Es ist nun, fast 20 Jahre später, absolut kein Zufall, dass mit Peter Schmidt ein alter Hansa-Kollege das neue Beatsteaks-Album abmischt. Erste Höreindrücke lassen hier übrigens auf ein mutiges, kompromissloses und sehr lautes Werk schließen. Seit einem guten Jahr arbeitet Schneider mit der Berliner Band am schwierigen Nachfolger zum Durchbruchsalbum „Smack Smash“. Es ist essenziell für ihn, den Entstehungsprozess neuer Musik von Anfang an zu begleiten: Schneider ist im Proberaum dabei, vergräbt sich in die Songs, verbringt viel Zeit mit Zuhören und nimmt schließlich möglichst in einem Rutsch und grundsätzlich live auf. Das ist sein Markenzeichen. Mit Bands, die das nicht akzeptieren wollen oder können, arbeitet er nicht.

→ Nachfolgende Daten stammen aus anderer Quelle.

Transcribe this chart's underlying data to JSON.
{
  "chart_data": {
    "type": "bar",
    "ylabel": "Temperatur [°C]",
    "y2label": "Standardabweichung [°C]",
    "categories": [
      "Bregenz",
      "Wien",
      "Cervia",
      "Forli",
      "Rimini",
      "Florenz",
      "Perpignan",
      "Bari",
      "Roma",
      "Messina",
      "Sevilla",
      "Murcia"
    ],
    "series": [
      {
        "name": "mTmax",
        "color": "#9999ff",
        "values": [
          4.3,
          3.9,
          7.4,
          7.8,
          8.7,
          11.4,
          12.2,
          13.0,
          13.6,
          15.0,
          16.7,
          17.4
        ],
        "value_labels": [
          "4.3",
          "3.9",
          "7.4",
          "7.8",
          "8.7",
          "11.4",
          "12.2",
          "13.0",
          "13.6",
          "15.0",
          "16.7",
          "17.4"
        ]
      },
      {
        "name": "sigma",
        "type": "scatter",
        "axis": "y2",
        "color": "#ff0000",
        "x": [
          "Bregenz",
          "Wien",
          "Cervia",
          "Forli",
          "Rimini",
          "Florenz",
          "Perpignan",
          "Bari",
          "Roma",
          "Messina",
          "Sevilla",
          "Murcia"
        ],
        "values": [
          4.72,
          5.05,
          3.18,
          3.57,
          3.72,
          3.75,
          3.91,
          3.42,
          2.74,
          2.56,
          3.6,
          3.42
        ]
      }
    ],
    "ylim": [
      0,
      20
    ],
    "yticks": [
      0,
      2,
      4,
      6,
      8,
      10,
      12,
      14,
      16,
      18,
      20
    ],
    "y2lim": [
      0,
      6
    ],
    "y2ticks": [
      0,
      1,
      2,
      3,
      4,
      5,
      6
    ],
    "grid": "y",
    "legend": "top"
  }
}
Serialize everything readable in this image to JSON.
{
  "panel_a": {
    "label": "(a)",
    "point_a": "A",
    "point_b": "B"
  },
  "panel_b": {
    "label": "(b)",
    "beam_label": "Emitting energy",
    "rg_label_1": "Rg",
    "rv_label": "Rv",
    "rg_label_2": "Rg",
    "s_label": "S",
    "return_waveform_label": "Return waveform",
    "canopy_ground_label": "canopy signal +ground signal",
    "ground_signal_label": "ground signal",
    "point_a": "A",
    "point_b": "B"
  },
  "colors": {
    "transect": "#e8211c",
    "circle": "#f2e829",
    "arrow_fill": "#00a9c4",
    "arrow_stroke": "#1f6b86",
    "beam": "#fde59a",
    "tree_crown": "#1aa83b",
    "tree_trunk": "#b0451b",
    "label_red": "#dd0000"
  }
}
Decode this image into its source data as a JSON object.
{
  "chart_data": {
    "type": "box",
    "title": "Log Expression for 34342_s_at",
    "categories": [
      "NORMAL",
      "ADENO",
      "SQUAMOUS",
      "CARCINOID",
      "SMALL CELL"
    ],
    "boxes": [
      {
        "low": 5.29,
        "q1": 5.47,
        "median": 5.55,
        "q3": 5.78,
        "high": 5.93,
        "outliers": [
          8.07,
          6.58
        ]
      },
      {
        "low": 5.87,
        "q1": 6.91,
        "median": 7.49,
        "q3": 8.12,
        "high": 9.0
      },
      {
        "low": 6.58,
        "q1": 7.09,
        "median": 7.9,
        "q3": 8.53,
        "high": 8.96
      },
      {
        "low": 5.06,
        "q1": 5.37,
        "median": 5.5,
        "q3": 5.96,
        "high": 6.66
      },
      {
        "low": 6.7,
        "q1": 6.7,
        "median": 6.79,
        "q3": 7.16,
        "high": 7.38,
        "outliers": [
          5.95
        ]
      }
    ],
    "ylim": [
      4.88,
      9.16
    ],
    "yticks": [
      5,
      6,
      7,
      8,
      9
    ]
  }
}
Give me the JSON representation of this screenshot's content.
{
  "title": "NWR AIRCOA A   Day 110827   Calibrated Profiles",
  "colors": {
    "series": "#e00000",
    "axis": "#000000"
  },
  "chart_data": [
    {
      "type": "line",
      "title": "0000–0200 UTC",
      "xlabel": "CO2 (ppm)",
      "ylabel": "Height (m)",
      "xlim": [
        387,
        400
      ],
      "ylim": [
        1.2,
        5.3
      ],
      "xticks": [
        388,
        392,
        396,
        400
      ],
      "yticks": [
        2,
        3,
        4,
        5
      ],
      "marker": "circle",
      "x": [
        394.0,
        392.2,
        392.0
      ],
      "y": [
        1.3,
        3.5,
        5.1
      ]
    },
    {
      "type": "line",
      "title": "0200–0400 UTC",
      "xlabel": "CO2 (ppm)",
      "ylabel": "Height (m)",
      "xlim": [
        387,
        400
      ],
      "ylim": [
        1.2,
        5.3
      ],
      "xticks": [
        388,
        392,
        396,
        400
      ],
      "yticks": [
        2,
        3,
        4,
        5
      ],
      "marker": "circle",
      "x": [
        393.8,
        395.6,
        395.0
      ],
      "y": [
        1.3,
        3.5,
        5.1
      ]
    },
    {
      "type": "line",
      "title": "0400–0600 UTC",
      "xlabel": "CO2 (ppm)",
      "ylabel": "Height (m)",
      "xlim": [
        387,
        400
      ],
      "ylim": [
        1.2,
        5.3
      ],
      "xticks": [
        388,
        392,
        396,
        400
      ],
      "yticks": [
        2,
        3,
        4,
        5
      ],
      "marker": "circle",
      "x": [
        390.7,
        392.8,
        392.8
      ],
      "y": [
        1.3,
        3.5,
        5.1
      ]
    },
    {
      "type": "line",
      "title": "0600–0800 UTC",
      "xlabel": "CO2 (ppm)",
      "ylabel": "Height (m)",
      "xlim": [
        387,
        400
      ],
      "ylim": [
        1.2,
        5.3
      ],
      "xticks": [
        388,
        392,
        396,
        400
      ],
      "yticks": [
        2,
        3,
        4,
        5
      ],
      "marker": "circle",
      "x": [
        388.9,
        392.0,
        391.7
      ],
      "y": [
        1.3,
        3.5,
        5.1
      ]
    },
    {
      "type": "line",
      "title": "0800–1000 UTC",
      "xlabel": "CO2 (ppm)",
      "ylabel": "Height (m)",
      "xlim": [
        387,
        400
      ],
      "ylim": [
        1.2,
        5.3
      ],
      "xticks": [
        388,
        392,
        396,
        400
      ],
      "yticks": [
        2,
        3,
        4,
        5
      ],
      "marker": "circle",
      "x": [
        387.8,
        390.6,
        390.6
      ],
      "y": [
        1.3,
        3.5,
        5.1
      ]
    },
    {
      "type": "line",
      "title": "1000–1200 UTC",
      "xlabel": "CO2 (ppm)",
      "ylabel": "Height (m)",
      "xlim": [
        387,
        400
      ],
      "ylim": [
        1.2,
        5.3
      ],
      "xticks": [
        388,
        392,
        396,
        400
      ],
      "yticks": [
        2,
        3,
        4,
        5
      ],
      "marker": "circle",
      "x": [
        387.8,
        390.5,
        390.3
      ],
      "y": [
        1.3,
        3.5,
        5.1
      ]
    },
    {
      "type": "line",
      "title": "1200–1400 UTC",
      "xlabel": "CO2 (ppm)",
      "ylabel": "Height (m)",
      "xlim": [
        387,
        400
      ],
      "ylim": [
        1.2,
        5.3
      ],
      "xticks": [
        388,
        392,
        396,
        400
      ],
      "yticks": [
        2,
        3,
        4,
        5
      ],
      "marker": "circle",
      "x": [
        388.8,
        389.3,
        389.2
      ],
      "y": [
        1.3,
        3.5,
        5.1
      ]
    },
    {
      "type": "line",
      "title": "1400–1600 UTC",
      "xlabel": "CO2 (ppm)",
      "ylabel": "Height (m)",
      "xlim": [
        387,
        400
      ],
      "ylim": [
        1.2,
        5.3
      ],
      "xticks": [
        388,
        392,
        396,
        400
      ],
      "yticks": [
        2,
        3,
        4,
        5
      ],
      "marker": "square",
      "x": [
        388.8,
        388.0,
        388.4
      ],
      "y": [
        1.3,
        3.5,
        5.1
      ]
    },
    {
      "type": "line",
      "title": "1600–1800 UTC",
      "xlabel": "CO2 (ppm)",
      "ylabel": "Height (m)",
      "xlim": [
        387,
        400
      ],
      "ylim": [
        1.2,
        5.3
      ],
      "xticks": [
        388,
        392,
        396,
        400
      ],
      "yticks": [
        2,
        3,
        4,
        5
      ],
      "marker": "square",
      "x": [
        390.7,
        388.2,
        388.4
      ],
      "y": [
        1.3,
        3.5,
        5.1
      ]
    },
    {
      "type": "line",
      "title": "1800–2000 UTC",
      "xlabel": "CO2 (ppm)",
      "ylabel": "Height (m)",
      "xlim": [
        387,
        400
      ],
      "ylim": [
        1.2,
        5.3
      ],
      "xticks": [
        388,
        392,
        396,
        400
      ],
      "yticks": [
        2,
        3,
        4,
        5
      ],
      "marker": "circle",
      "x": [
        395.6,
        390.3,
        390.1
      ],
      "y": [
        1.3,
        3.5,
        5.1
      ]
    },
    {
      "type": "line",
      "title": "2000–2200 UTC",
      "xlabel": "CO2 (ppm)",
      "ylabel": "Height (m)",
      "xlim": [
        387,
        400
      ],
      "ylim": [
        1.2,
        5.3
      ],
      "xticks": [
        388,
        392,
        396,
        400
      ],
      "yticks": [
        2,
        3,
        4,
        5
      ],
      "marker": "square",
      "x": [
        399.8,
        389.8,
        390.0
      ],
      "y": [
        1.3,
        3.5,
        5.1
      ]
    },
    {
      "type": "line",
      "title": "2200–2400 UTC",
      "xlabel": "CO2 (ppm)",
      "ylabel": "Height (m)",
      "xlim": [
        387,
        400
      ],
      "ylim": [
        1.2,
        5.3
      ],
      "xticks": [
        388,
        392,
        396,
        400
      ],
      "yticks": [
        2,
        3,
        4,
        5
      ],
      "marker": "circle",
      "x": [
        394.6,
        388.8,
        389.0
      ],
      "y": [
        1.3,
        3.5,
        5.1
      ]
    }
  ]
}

Die Kombination aus der Live-Band Beatsteaks und dem Live-Produzenten Moses Schneider – wohl ein Glücksfall für beide Seiten. Sänger Teutoburg-Weiß: „Drei Platten hatten wir damals ganz konventionell hintereinander eingespielt, dann kam Moses. Das Team, das er um uns herum geparkt hat. Die Idee, live zu spielen. Der Spaß, den wir dabei haben… Er ist ein totaler Visionär. Wir schulden uns gegenseitig unglaublich viel.“ Schneider: „Es entstehen zwangsläufig Freundschaften. Man muss auf der menschlichen Ebene klar‘ kommen, da man ja in Grenzbereichen zusammenarbeitet. Trotzdem gibt es einen letzten Meter Distanz, der ist heilig.“

Wie stark mischt er sich ein? „Die Band hat immer das letzte Wort. Ich scheiße sie mit Ideen voll, und sie muss entscheiden, was sie daraus macht.“ Wird nichts retuschiert? „Wenn mich ein Fehler nervt, mach ich ihn weg. Temposchwankungen sind aber zum Beispiel keine Fehler. Es ist grundverkehrt, der Musik überhaupt eine Tempo-Doktrin aufzuzwingen. Klassische Musik wäre ohne Temposchwankungen unvorstellbar.“

Moses Schneiders bis heute gültiges Lieblingsalbum als Produzent ist „Nitro“ von der Mönchengladbacher Band Sun. Er spielte Bass bei Gum und Susie Van Der Meer, arbeitete mit Produzenten wie Flood und Bands wie den Pixies. So richtig angekommen zu sein scheint er aber erst jetzt. Sein Traum? „Ein relevantes Album aufzunehmen, wie das Gordon gelungen ist. Eines, das die Welt verändert.“

Die Wunschkandidaten? Da überlegt er kurz und nennt dann-Radiohead. Weil er deren letztes Werk als Rückschritt empfand und „ungefähr eine Sekunde lang“ glaubte, die Band könne eine neue Inspirationsquelle vertragen. Allerdings würde er deswegen nie so weit gehen, ein böses Wort über den sehr geschätzten Nigel Godrich zu verlieren. Dissen ist schließlich out.